Valve failure causes the blood to flow from the deep veins back out to the superficial ones, which also causes varicose veins.

A range of predisposing factors can cause or worsen venous leg ulcers. These include:

  • Trauma or Surgery
  • Obesity and prolonged sitting or standing
  • A blood clot in the deep veins (deep vein thrombosis).
  • Inflammation in the veins (phlebitis),.
  • Pregnancy

Prevention of leg ulcers is best achieved by increased exercise, especially movement of the calf muscles, weight reduction and reduced fat intake.

Support stockings (Compression Hosiery) may be useful, after medical approval. Compression Hosiery is avoid in arterial leg ulcers as it can further restrict the amount of blood reaching the extremity.

Diagnosis of leg ulcers The appearance and location of the ulcer is usually sufficient to determine the type of ulceration involved.

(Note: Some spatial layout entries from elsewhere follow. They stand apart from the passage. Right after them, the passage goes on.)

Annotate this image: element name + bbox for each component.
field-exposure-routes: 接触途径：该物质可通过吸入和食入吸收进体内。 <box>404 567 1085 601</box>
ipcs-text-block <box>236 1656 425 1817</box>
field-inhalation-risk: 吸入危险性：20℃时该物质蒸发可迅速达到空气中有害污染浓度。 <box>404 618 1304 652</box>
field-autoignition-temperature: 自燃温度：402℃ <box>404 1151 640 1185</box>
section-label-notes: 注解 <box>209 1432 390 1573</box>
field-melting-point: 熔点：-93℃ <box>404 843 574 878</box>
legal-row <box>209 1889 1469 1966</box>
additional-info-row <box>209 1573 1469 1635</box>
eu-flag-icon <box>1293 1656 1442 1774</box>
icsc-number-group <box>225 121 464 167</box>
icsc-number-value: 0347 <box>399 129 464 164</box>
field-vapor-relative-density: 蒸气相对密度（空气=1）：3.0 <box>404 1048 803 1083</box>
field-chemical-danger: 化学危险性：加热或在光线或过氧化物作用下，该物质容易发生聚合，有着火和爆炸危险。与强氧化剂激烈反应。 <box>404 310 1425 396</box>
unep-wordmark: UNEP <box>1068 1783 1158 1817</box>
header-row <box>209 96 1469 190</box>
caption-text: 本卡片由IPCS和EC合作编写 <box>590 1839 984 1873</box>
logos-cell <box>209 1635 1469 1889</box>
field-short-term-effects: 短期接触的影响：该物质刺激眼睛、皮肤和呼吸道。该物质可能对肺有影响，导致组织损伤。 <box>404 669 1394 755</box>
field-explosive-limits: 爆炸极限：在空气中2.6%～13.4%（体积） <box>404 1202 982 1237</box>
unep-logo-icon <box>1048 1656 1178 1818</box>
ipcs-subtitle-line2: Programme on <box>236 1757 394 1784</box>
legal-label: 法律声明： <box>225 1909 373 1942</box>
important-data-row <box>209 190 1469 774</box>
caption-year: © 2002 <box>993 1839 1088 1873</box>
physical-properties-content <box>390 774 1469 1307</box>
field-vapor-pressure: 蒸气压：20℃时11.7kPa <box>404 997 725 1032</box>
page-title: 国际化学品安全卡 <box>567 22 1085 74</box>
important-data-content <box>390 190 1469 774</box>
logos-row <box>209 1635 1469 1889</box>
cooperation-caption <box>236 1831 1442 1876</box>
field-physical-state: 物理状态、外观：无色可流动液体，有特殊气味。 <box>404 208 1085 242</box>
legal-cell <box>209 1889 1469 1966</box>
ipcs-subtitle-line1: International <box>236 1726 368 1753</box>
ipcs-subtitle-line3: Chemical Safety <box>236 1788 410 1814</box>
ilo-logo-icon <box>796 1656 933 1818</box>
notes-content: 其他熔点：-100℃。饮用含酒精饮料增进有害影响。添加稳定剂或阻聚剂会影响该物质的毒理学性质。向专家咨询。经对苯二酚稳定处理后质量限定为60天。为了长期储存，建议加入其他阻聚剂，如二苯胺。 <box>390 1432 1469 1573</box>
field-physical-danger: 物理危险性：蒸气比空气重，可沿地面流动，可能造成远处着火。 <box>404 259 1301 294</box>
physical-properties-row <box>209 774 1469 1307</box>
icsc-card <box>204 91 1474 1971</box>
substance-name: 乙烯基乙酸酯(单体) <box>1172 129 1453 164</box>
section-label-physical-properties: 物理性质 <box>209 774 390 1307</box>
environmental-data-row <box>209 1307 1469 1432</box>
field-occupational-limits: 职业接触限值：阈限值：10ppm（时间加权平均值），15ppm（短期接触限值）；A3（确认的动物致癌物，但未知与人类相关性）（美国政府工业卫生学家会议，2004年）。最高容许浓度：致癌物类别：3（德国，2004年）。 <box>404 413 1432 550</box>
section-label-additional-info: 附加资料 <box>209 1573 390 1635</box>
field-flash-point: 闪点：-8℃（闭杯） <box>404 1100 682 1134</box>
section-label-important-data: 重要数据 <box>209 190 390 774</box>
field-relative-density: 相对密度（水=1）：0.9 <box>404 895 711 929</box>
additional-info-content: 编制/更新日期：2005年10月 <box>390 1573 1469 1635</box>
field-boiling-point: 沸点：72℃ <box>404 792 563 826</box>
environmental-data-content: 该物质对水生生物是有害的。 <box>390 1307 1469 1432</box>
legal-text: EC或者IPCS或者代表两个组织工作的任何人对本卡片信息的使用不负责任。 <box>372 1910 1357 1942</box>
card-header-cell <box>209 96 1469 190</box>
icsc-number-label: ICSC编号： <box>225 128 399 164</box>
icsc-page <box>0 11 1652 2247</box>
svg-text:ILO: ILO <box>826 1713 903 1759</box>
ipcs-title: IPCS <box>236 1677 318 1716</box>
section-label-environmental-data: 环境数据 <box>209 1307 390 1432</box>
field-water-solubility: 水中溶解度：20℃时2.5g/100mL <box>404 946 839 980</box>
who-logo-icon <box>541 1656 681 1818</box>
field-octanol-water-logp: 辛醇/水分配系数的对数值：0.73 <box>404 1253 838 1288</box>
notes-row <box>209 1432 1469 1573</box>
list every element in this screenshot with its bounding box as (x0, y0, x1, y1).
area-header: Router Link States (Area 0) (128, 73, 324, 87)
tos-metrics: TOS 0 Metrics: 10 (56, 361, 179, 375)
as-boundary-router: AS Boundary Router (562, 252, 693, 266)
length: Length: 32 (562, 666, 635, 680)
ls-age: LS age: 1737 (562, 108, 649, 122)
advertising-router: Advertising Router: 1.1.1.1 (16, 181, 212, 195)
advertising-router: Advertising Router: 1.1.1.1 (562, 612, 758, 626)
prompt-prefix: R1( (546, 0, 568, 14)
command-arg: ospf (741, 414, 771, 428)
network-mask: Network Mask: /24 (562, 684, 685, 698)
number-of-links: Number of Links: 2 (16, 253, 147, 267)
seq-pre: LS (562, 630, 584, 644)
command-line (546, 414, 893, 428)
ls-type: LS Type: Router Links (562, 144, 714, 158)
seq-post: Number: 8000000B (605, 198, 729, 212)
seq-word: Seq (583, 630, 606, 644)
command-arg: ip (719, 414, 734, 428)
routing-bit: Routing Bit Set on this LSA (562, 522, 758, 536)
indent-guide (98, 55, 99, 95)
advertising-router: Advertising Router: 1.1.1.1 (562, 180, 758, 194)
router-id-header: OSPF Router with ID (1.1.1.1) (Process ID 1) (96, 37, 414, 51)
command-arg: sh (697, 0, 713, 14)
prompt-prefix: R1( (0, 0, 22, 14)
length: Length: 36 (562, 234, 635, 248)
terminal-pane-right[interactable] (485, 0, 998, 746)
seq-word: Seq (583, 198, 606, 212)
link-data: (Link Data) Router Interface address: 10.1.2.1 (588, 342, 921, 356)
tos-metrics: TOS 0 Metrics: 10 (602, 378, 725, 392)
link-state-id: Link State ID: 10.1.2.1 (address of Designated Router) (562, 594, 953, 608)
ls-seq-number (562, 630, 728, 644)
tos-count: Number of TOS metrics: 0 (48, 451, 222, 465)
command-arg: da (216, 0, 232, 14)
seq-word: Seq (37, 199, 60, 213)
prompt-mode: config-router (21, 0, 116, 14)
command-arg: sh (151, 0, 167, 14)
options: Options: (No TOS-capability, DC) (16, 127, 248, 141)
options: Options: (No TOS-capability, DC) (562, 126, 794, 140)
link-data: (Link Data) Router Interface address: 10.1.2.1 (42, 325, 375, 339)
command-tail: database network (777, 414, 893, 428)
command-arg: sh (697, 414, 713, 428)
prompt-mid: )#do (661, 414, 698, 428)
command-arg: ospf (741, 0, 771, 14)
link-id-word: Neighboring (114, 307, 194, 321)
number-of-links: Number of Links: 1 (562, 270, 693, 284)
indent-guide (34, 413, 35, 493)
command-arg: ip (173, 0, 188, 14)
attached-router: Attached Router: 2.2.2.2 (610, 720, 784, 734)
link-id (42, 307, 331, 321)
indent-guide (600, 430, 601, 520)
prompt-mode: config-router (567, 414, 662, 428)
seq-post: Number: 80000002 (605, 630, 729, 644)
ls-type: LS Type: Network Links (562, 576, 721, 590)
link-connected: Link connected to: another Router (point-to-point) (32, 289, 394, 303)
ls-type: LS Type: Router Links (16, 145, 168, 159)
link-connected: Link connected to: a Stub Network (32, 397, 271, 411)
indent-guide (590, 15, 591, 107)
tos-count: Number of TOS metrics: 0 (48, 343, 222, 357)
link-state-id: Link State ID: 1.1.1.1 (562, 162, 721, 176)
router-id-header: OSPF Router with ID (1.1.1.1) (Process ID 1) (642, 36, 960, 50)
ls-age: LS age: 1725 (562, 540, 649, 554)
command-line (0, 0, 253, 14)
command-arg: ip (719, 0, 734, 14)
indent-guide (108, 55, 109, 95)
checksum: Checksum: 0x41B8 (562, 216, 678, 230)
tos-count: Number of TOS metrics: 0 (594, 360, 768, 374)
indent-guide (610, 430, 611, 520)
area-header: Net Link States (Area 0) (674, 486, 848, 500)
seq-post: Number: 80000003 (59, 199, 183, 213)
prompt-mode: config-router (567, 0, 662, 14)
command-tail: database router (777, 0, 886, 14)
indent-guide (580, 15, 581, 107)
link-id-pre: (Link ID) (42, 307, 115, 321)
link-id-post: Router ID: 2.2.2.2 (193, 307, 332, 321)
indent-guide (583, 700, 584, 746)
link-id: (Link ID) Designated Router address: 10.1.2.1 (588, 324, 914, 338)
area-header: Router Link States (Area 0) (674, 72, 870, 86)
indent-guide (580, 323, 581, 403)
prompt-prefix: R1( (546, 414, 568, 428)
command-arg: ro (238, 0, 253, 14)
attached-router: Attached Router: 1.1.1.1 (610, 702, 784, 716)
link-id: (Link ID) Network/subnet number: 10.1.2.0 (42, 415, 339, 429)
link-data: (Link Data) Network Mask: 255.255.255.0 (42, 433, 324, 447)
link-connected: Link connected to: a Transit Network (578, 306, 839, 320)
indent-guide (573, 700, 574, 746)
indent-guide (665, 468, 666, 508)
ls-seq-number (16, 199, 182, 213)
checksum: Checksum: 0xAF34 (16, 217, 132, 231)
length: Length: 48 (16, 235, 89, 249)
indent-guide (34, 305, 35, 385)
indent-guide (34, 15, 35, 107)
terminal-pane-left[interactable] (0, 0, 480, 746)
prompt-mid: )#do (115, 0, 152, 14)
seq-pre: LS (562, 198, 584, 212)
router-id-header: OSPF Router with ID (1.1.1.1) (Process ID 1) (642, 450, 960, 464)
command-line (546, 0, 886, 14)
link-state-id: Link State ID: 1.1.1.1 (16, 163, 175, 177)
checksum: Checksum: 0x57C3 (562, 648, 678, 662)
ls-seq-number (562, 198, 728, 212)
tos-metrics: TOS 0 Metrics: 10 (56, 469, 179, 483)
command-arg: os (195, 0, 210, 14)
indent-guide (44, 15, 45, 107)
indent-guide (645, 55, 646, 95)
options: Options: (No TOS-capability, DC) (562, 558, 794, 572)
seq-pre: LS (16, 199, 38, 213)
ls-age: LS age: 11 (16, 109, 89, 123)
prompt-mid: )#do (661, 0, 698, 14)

Follow-up examinations such as a Duplex Ultrasound scan can be used to identifying underlying problems such as Deep vein Thrombosis.

To check the degree of impairment of blood flow I the legs, the blood pressure of the legs is compared to that of the arm.

Treatment of leg Ulcers Vascular surgeons who deal with leg ulcers will want o know the underlying cause before they treat the ulcer itself. In many cases, there may be more than one cause

In many cases, successful treatment of the underlying cause will ensure the successful resolution of the ulceration. In the mean time it might be necessary to introduce a regime of wound cleaning and taking anti-inflammatory drugs to prevent exacerbation of the ulcers.

Vascular surgery may be necessary for arterial leg ulcers, to distend the artery diameter using ‘balloon angioplasty’ for instance, or more in-depth ‘by-pass surgery’..

Plastic surgery may be used to close the ulcer and assist in its healing and cosmetic appearance.

Leg ulcers may recur, particularly in the elderly, sometimes requiring years of treatment.

Whilst it is usually very clear who has an ulcer, it can be very difficult to assess patients to determine who is at risk of developing an ulcer.

However, with the improvement in vein surgery and patient awareness through the Internet it is becoming increasing evident that patients are researching their condition and seeking there own treatment options.

The people who are most at risk of ulceration are the people who have the underlying venous problem but are not on a treatment regime. For instance, those with failing valves in their veins, but no visible signs of varicose veins as yet. They might have inflammation of the skin and discoloration of the skins with red or brown patches apparent. This is called ‘Lipomatosclerosis’. If this staining is not treated, it progressively worsens and causes ‘Haemosiderin’, dark brown staining. If this is also left untreated then white patches form within the staining which break down and causes ulceration.